Somewhere around here, Ehrenreich’s self-imposed conceptual limits kick in. Why would anyone, emphatically including the working classes, vote against their own interest? He correctly points to the rightward shift of the Democratic Party after 1970, a shift becoming ever sharper after 1980. He argues that even the worst of the ruling assumptions today could be reversed by a return to “We the People” of the Constitution. That could happen if mass movements for change could be created on the scale of the 1930s or 1960s. “Will our marching song come again?” in the last phrase of the conclusion, mirroring Paul Robeson in “Ballad for Americans,” a song that rivaled Kate Smith’s “God Bless America” for a few years after 1941, i.e., before Harry Truman took office.

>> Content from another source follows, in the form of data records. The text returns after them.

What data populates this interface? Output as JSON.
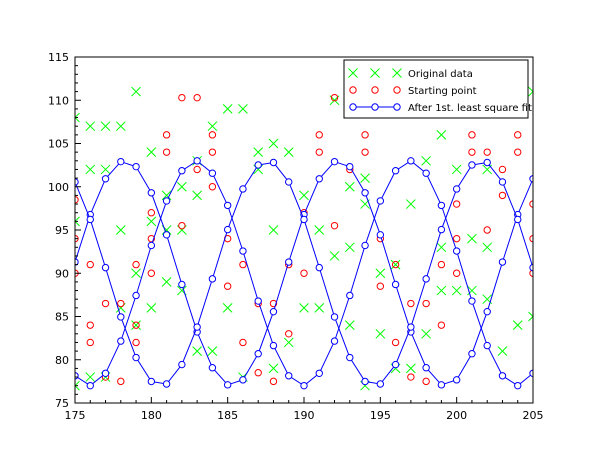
{
  "chart_data": {
    "type": "scatter",
    "xlim": [
      175,
      205
    ],
    "ylim": [
      75,
      115
    ],
    "x_ticks": [
      175,
      180,
      185,
      190,
      195,
      200,
      205
    ],
    "y_ticks": [
      75,
      80,
      85,
      90,
      95,
      100,
      105,
      110,
      115
    ],
    "grid": false,
    "legend_position": "top-right",
    "series": [
      {
        "name": "Original data",
        "marker": "cross",
        "color": "#00ff00",
        "points": [
          [
            175,
            77
          ],
          [
            175,
            96
          ],
          [
            175,
            108
          ],
          [
            176,
            102
          ],
          [
            176,
            107
          ],
          [
            176,
            78
          ],
          [
            177,
            102
          ],
          [
            177,
            107
          ],
          [
            177,
            78
          ],
          [
            178,
            107
          ],
          [
            178,
            95
          ],
          [
            178,
            86
          ],
          [
            179,
            111
          ],
          [
            179,
            90
          ],
          [
            179,
            84
          ],
          [
            180,
            104
          ],
          [
            180,
            96
          ],
          [
            180,
            86
          ],
          [
            181,
            99
          ],
          [
            181,
            95
          ],
          [
            181,
            89
          ],
          [
            182,
            100
          ],
          [
            182,
            95
          ],
          [
            182,
            88
          ],
          [
            183,
            81
          ],
          [
            183,
            99
          ],
          [
            183,
            103
          ],
          [
            184,
            107
          ],
          [
            184,
            81
          ],
          [
            185,
            109
          ],
          [
            185,
            86
          ],
          [
            186,
            109
          ],
          [
            186,
            78
          ],
          [
            187,
            102
          ],
          [
            187,
            104
          ],
          [
            188,
            105
          ],
          [
            188,
            95
          ],
          [
            188,
            79
          ],
          [
            189,
            104
          ],
          [
            189,
            82
          ],
          [
            190,
            99
          ],
          [
            190,
            86
          ],
          [
            191,
            95
          ],
          [
            191,
            86
          ],
          [
            192,
            92
          ],
          [
            192,
            110
          ],
          [
            193,
            100
          ],
          [
            193,
            93
          ],
          [
            193,
            84
          ],
          [
            194,
            101
          ],
          [
            194,
            98
          ],
          [
            194,
            77
          ],
          [
            195,
            90
          ],
          [
            195,
            83
          ],
          [
            196,
            91
          ],
          [
            196,
            79
          ],
          [
            197,
            98
          ],
          [
            197,
            79
          ],
          [
            198,
            103
          ],
          [
            198,
            83
          ],
          [
            199,
            106
          ],
          [
            199,
            93
          ],
          [
            199,
            88
          ],
          [
            200,
            102
          ],
          [
            200,
            88
          ],
          [
            201,
            94
          ],
          [
            201,
            88
          ],
          [
            202,
            102
          ],
          [
            202,
            93
          ],
          [
            202,
            87
          ],
          [
            203,
            81
          ],
          [
            204,
            84
          ],
          [
            205,
            85
          ],
          [
            205,
            111
          ]
        ]
      },
      {
        "name": "Starting point",
        "marker": "circle",
        "color": "#ff0000",
        "points": [
          [
            175,
            98.5
          ],
          [
            175,
            94
          ],
          [
            175,
            90
          ],
          [
            176,
            91
          ],
          [
            176,
            84
          ],
          [
            176,
            82
          ],
          [
            177,
            86.5
          ],
          [
            177,
            78
          ],
          [
            178,
            86.5
          ],
          [
            178,
            77.5
          ],
          [
            179,
            91
          ],
          [
            179,
            84
          ],
          [
            179,
            82
          ],
          [
            180,
            90
          ],
          [
            180,
            94
          ],
          [
            180,
            97
          ],
          [
            181,
            106
          ],
          [
            181,
            104
          ],
          [
            182,
            110.3
          ],
          [
            182,
            95.5
          ],
          [
            183,
            110.3
          ],
          [
            183,
            102
          ],
          [
            184,
            106
          ],
          [
            184,
            104
          ],
          [
            184,
            100
          ],
          [
            185,
            94
          ],
          [
            185,
            88.5
          ],
          [
            186,
            91
          ],
          [
            186,
            82
          ],
          [
            187,
            86.5
          ],
          [
            187,
            78.5
          ],
          [
            188,
            86.5
          ],
          [
            188,
            77.5
          ],
          [
            189,
            91
          ],
          [
            189,
            83
          ],
          [
            190,
            90
          ],
          [
            190,
            97
          ],
          [
            191,
            106
          ],
          [
            191,
            104
          ],
          [
            192,
            110.3
          ],
          [
            192,
            95.5
          ],
          [
            193,
            102
          ],
          [
            194,
            106
          ],
          [
            194,
            104
          ],
          [
            195,
            94
          ],
          [
            195,
            88.5
          ],
          [
            196,
            91
          ],
          [
            196,
            82
          ],
          [
            197,
            86.5
          ],
          [
            197,
            78
          ],
          [
            198,
            86.5
          ],
          [
            198,
            77.5
          ],
          [
            199,
            91
          ],
          [
            199,
            84
          ],
          [
            200,
            98
          ],
          [
            200,
            94
          ],
          [
            200,
            90
          ],
          [
            201,
            106
          ],
          [
            201,
            104
          ],
          [
            202,
            104
          ],
          [
            202,
            95
          ],
          [
            203,
            102
          ],
          [
            203,
            99
          ],
          [
            204,
            106
          ],
          [
            204,
            104
          ],
          [
            205,
            98
          ],
          [
            205,
            94
          ],
          [
            205,
            90
          ]
        ]
      },
      {
        "name": "After 1st. least square fit",
        "marker": "circle-line",
        "color": "#0000ff",
        "curves": [
          {
            "phase": 0.1
          },
          {
            "phase": 2.194
          },
          {
            "phase": 4.289
          }
        ]
      }
    ],
    "fit_model": {
      "center": 90,
      "amplitude": 13,
      "period": 14
    }
  }
}
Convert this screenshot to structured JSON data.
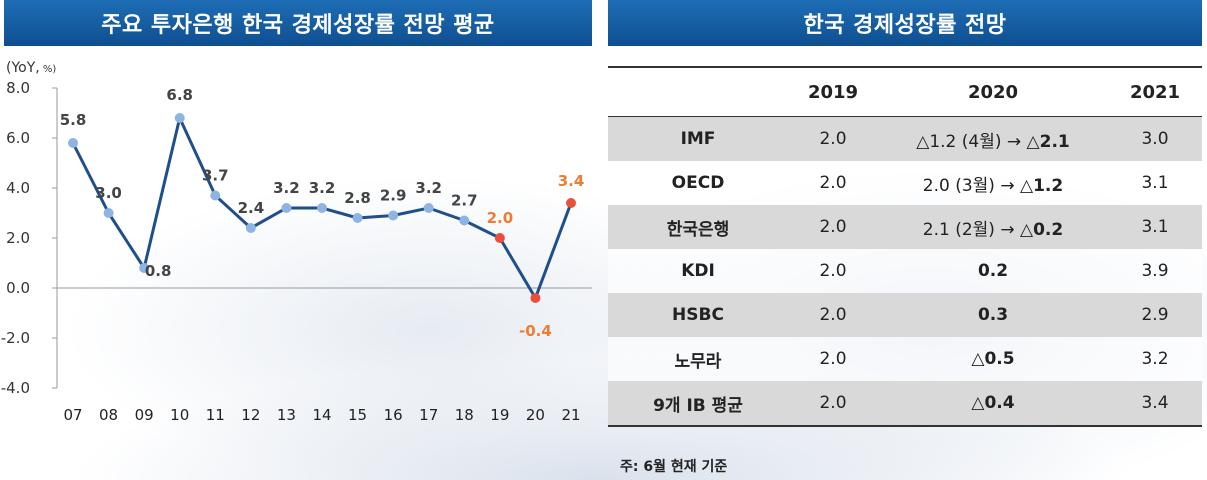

The Great Society had some great ideas, but Lyndon Johnson effectively threw them away for a war that should never have been fought except in defense of Empire. If, to go on a bit, Jimmy Carter has been a fine fellow since leaving office, nevertheless the “Carter Doctrine,” claiming US prerogative to invade anywhere in the Middle East that its interests were purportedly threatened, was his lasting legacy. The question does not even need to be posed for Bill Clinton, who completed the Reagan Revolution, although it can be posed for Obama, the antiwar candidate who placed the hawk in the chicken coop of global suffering. As this essay is being written, we face the possibility of something worse from a liberal or neoliberal blessed by a host of celebrities including…Henry Kissinger.
Did the Democratic Party really begin its shift to the Right after 1972 because of ill-will and a failure of liberal nerve? Ehrenreich could have argued more persuasively that the multiple crises of the 1960s allowed many millions of Americans to challenge the imperial impulse, for a little while, and roll back the Cold War premises that would continue, most remarkably, past the Cold War. The financialization of the economy uncovered inherent tendencies that have become ever stronger in time, and are not to be reversed by a hawkish liberalism, whatever domestic promises may be made for inclusion, i.e., meritocracy. Unless and until military-industrial assumptions and Pentagon logic with all the accompanying effect upon the economy can be truly pushed back by social movements wanting a different society, we are not likely to make much progress.
Third Wave Capitalism is a deeply sincere book, mirroring its author’s lifetime commitment. Read it, find the limitations and go beyond them.